Clifford Rainey
“Boyhood”
Habatat Galleries
Boca Raton, Florida
January 12-February 6, 2006

Rainey’s ten-year-old godson Alexander Georges was the model and armature for the “boyhood” series torsos. Each plaster cast from life was cut and reconstructed, the form amended and transformed , then carved like stone. Drawings were made from the worked plaster torsos. The glass casting process requires a back-and-forth between positive and negative forms until a high temperature mold is ready for casting the glass, and one of these stage is the creation of wax model. Rainey added a step by submerging the wax positive torso forms into hot water so that the wax would soften and could be worked to correspond to details in his drawings.
    Revolutionary Modernism is widely defined by manifestoes and shock value-—the clichéd shock of the new. There is a less prominent strain in Modernism—call it traditional or classical—that make progress in the accumulation of detail, built upon steady and reserved clarity of observation. I was impressed by Rainey’s thoughtful working process and his lovely drawings, describing in literally gritty and rugged detail how the torsos were made: wax, 8, glass, 32. The use of pumice in the finishing process is carefully annotated, as is the kiln firing schedule. In job Number 1, War Boy, the size and silhouettes of the shells—inert ammunition—form a decorative frieze across the wooden pedestal base.
    As a curator and critic, I spent a great deal of time searching for perfect works of art. Perfect, not in the almost demeaning contemporary sense of showy or ostentatious (and high-priced) but perfect in the old-fashion way: correct, suitable, and therefore compelling. Recent research in Egyptology, for example, has uncovered fragments that seem to suggest that glassmakers in the city of Tel El Amarna had access to seven colors of Glass— four more than their immediate predecessors. And those four additional colors-—white, yellow, green, and deep blue-—made all the difference, for now instead of making geometries, the ancients could more correctly portray the natural world. That was perhaps the perfect moment in the history of glass.

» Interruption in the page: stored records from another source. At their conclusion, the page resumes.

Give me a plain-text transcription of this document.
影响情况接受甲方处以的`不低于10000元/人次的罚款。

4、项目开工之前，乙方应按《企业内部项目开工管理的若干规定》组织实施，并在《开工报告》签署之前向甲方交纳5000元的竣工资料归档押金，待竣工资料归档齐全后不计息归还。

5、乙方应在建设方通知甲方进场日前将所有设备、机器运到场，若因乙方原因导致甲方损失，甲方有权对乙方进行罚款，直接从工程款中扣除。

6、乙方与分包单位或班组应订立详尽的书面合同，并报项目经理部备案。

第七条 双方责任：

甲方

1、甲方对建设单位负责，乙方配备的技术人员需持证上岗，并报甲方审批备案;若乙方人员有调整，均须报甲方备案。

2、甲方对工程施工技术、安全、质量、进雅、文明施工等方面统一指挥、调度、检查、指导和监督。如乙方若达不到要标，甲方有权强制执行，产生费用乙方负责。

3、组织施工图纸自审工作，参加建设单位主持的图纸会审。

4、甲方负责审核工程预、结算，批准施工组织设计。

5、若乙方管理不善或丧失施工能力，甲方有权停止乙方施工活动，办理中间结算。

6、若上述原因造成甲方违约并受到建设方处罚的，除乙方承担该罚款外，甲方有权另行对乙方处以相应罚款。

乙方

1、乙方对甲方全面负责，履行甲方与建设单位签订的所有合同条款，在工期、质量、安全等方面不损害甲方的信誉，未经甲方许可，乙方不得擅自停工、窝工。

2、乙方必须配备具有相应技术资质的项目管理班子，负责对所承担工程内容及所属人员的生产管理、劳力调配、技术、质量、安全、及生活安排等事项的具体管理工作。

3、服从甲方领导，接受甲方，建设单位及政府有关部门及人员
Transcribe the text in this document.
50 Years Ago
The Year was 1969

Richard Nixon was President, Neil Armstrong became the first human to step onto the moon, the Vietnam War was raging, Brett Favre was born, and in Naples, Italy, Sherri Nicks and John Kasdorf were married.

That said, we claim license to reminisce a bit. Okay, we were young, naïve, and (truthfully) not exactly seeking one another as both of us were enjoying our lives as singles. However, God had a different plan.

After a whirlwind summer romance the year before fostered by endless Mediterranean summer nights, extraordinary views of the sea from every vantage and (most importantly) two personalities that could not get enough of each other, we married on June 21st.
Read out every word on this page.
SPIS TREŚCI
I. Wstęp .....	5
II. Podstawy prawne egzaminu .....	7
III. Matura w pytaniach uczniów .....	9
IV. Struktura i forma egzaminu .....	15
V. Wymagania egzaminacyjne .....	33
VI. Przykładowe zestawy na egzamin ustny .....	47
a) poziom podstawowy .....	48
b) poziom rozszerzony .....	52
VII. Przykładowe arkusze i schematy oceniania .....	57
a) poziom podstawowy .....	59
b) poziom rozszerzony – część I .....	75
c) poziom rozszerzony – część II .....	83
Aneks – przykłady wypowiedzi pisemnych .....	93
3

    Rainey’s recent body of work is correct and suitable to the present ambivalent moment in history, when we glorify innocence and rebuff the corrupt spectacle of terror. Innocent means harmless, but also unguarded, easily led, artless. War Boy is not a torso torn apart by the weapons of war. Rather, the handsomely constructed and burnished physical form recognizes the idea of war as part of our humanity. The remaining torsos in the exhibition, all displayed at child’s height, acknowledge other human states that require cultivation if they are to blossom: Philosophical Boy, Nature Boy, Art boy. In his most perfect body of work so far, Rainey restores us to a time when much of our world was unfashioned, yet to come. All the seeds were within. Which would sprout?

WILLIAM WARMUS, contributing editor to GLASS Quaterly, received the 2005 Art Alliance for Contemporary Glass Award for his critical writing. He is at work on a book about the Stroemple Collection of Art and Nature.